チーム間交渉の落とし穴

昨日からKITでは、交渉学2クール目となる国際交渉特論が始まりました。

国際交渉といっても、英語で外国人と交渉するとか、国家間交渉をするといったものではなく、国際会議や技術標準策定ではしばしば見られる、多数当事者間交渉のエッセンスをメインに学習するものです。身近なところでは、事業組合、マンションの管理組合の会合や債権者会合などの場で、その効果を発揮できることでしょう。

模擬交渉も、1対1の単独交渉だったのが、2対2のチーム間交渉となります。チームで統一したシナリオに基づいて、それぞれのメンバーが役割を担いながら交渉を進めます。
事前準備としてチームで作戦会議を行うのですが、ここに落とし穴があります。この作戦会議も交渉であることに気付いていないと、チーム間交渉までにシナリオがまとまらないといった事態も起こりかねません。同じ情報シートを読んでいるからといって、皆同じミッションになっているとは限らないのです。

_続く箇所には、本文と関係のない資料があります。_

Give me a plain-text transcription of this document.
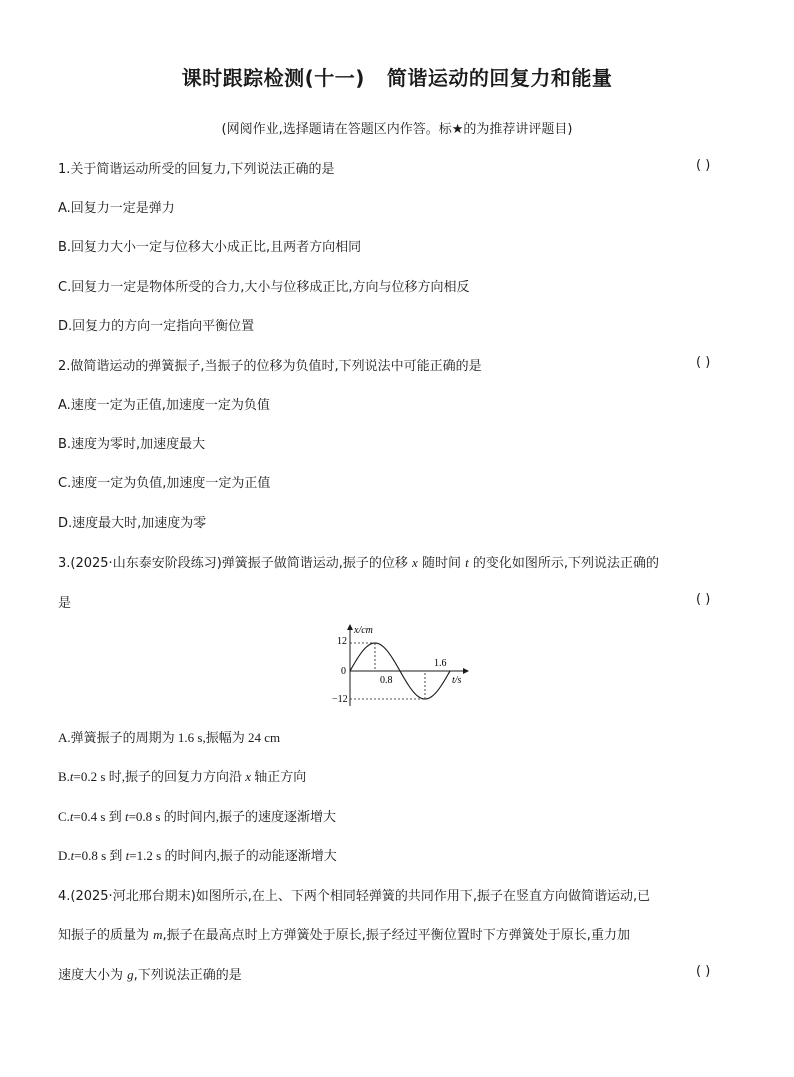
课时跟踪检测(十一) 简谐运动的回复力和能量
(网阅作业,选择题请在答题区内作答。标★的为推荐讲评题目)
1.关于简谐运动所受的回复力,下列说法正确的是	( )
A.回复力一定是弹力
B.回复力大小一定与位移大小成正比,且两者方向相同
C.回复力一定是物体所受的合力,大小与位移成正比,方向与位移方向相反
D.回复力的方向一定指向平衡位置
2.做简谐运动的弹簧振子,当振子的位移为负值时,下列说法中可能正确的是	( )
A.速度一定为正值,加速度一定为负值
B.速度为零时,加速度最大
C.速度一定为负值,加速度一定为正值
D.速度最大时,加速度为零
3.(2025·山东泰安阶段练习)弹簧振子做简谐运动,振子的位移 x 随时间 t 的变化如图所示,下列说法正确的
是	( )
x/cm
12
0
−12
0.8
1.6
t/s
A.弹簧振子的周期为 1.6 s,振幅为 24 cm
B.t=0.2 s 时,振子的回复力方向沿 x 轴正方向
C.t=0.4 s 到 t=0.8 s 的时间内,振子的速度逐渐增大
D.t=0.8 s 到 t=1.2 s 的时间内,振子的动能逐渐增大
4.(2025·河北邢台期末)如图所示,在上、下两个相同轻弹簧的共同作用下,振子在竖直方向做简谐运动,已
知振子的质量为 m,振子在最高点时上方弹簧处于原长,振子经过平衡位置时下方弹簧处于原长,重力加
速度大小为 g,下列说法正确的是	( )
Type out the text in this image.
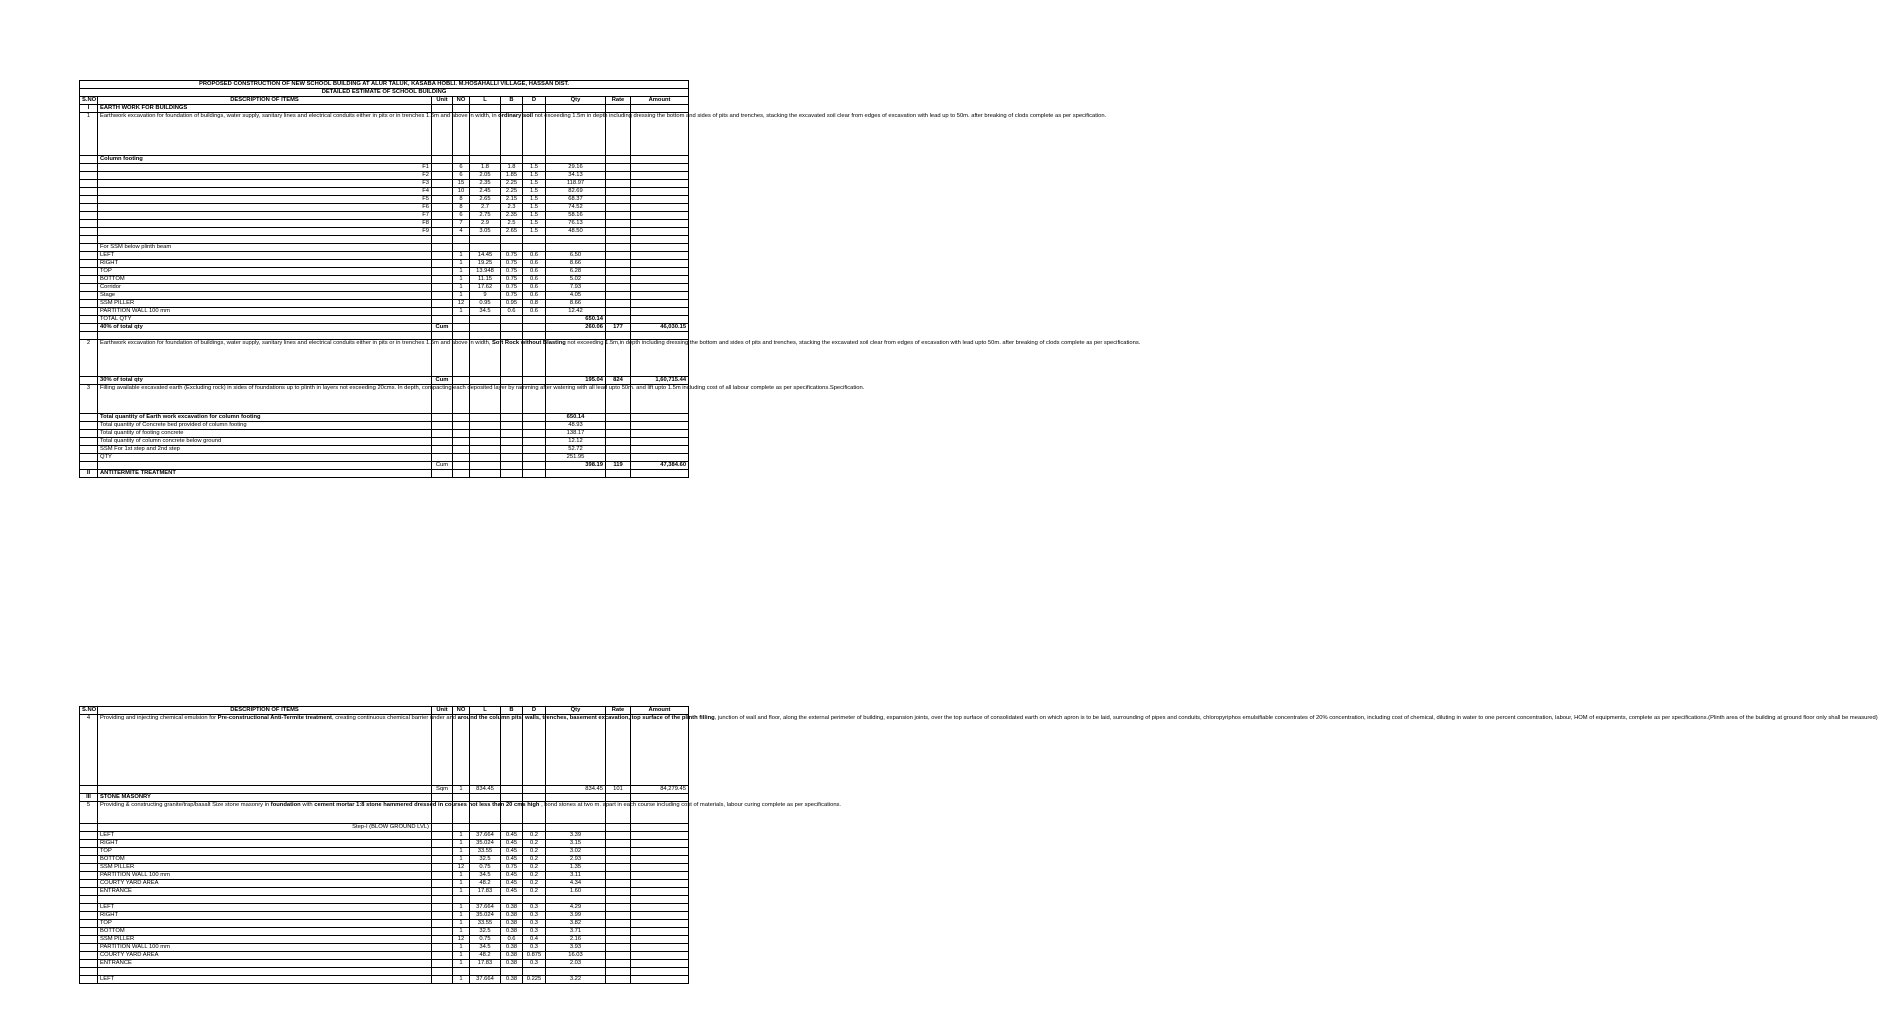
PROPOSED CONSTRUCTION OF NEW SCHOOL BUILDING AT ALUR TALUK, KASABA HOBLI. M.HOSAHALLI VILLAGE, HASSAN DIST.									
DETAILED ESTIMATE OF SCHOOL BUILDING									
S.NO	DESCRIPTION OF ITEMS	Unit	NO	L	B	D	Qty	Rate	Amount
I	EARTH WORK FOR BUILDINGS								
1	Earthwork excavation for foundation of buildings, water supply, sanitary lines and electrical conduits either in pits or in trenches 1.5m and above in width, in ordinary soil not exceeding 1.5m in depth including dressing the bottom and sides of pits and trenches, stacking the excavated soil clear from edges of excavation with lead up to 50m. after breaking of clods complete as per specification.								
	Column footing								
	F1		6	1.8	1.8	1.5	29.16		
	F2		6	2.05	1.85	1.5	34.13		
	F3		15	2.35	2.25	1.5	118.97		
	F4		10	2.45	2.25	1.5	82.69		
	F5		8	2.65	2.15	1.5	68.37		
	F6		8	2.7	2.3	1.5	74.52		
	F7		6	2.75	2.35	1.5	58.16		
	F8		7	2.9	2.5	1.5	76.13		
	F9		4	3.05	2.65	1.5	48.50		

	For SSM below plinth beam								
	LEFT		1	14.45	0.75	0.6	6.50		
	RIGHT		1	19.25	0.75	0.6	8.66		
	TOP		1	13.948	0.75	0.6	6.28		
	BOTTOM		1	11.15	0.75	0.6	5.02		
	Corridor		1	17.62	0.75	0.6	7.93		
	Stage		1	9	0.75	0.6	4.05		
	SSM PILLER		12	0.95	0.95	0.8	8.66		
	PARTITION WALL 100 mm		1	34.5	0.6	0.6	12.42		
	TOTAL QTY						650.14		
	40% of total qty	Cum					260.06	177	46,030.15

2	Earthwork excavation for foundation of buildings, water supply, sanitary lines and electrical conduits either in pits or in trenches 1.5m and above in width, Soft Rock without Blasting not exceeding 1.5m,in depth including dressing the bottom and sides of pits and trenches, stacking the excavated soil clear from edges of excavation with lead upto 50m. after breaking of clods complete as per specifications.								
	30% of total qty	Cum					195.04	824	1,60,715.44
3	Filling available excavated earth (Excluding rock) in sides of foundations up to plinth in layers not exceeding 20cms. In depth, compacting each deposited layer by ramming after watering with all lead upto 50m. and lift upto 1.5m including cost of all labour complete as per specifications.Specification.								
	Total quantity of Earth work excavation for column footing						650.14		
	Total quantity of Concrete bed provided of column footing						48.93		
	Total quantity of footing concrete						138.17		
	Total quantity of column concrete below ground						12.12		
	SSM For 1st step and 2nd step						52.72		
	QTY						251.95		
		Cum					398.19	119	47,384.60
II	ANTITERMITE TREATMENT								
S.NO	DESCRIPTION OF ITEMS	Unit	NO	L	B	D	Qty	Rate	Amount
4	Providing and injecting chemical emulsion for Pre-constructional Anti-Termite treatment, creating continuous chemical barrier under and around the column pits, walls, trenches, basement excavation, top surface of the plinth filling, junction of wall and floor, along the external perimeter of building, expansion joints, over the top surface of consolidated earth on which apron is to be laid, surrounding of pipes and conduits, chloropyriphos emulsifiable concentrates of 20% concentration, including cost of chemical, diluting in water to one percent concentration, labour, HOM of equipments, complete as per specifications.(Plinth area of the building at ground floor only shall be measured)								
		Sqm	1	834.45			834.45	101	84,279.45
III	STONE MASONRY								
5	Providing & constructing granite/trap/basalt Size stone masonry in foundation with cement mortar 1:8 stone hammered dressed in courses not less than 20 cms high , bond stones at two m. apart in each course including cost of materials, labour curing complete as per specifications.								
	Step-I (BLOW GROUND LVL)								
	LEFT		1	37.664	0.45	0.2	3.39		
	RIGHT		1	35.024	0.45	0.2	3.15		
	TOP		1	33.55	0.45	0.2	3.02		
	BOTTOM		1	32.5	0.45	0.2	2.93		
	SSM PILLER		12	0.75	0.75	0.2	1.35		
	PARTITION WALL 100 mm		1	34.5	0.45	0.2	3.11		
	COURTY YARD AREA		1	48.2	0.45	0.2	4.34		
	ENTRANCE		1	17.83	0.45	0.2	1.60		

	LEFT		1	37.664	0.38	0.3	4.29		
	RIGHT		1	35.024	0.38	0.3	3.99		
	TOP		1	33.55	0.38	0.3	3.82		
	BOTTOM		1	32.5	0.38	0.3	3.71		
	SSM PILLER		12	0.75	0.6	0.4	2.16		
	PARTITION WALL 100 mm		1	34.5	0.38	0.3	3.93		
	COURTY YARD AREA		1	48.2	0.38	0.875	16.03		
	ENTRANCE		1	17.83	0.38	0.3	2.03		

	LEFT		1	37.664	0.38	0.225	3.22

まとまっていないチームで交渉に臨むと、どこかで必ず綻びが出てきて、喩え交渉がまとまったとしても、どこか無理のある交渉結果となってしまいますし、チームメンバーの心には大きなしこりが残ります。
尤も、それらを洗いざらい話して、次の交渉に活かしていけるのが、模擬交渉のいいところです。

実際の知的財産交渉でも、部内打ち合わせや社内調整を行った上で会社間交渉に臨まなければなりませんが、交渉に臨む知財担当と事業担当とでしっかりコミュニケーションを取った上で交渉を進めないと、「隙間」を相手に付け込まれ、交渉を有利に進めることはできないでしょうし、交渉結果が社内で否決される危険性もあります。

チーム内交渉に向けてシナリオを作る時に、一番苦労するのは、BATNA(Best Alternative to a Negotiation Agreement:合意できない場合のオプション)の設定ができないことでした。合意できないからといって、チームを解散するわけにもいかないし、期限はどんどん迫って来ます。社内交渉が会社間交渉よりも苦しいと言われる所以はここにあるのではないでしょうか。
その反面、苦しんでひねり出したシナリオでドンピシャの交渉ができたときには、たとえようのない充実感が得られることでしょう。

そんな心震えるような体験を経営者の皆様と共有できる日が来ることを夢見て、交渉力のスキルアップにいそしんでいます。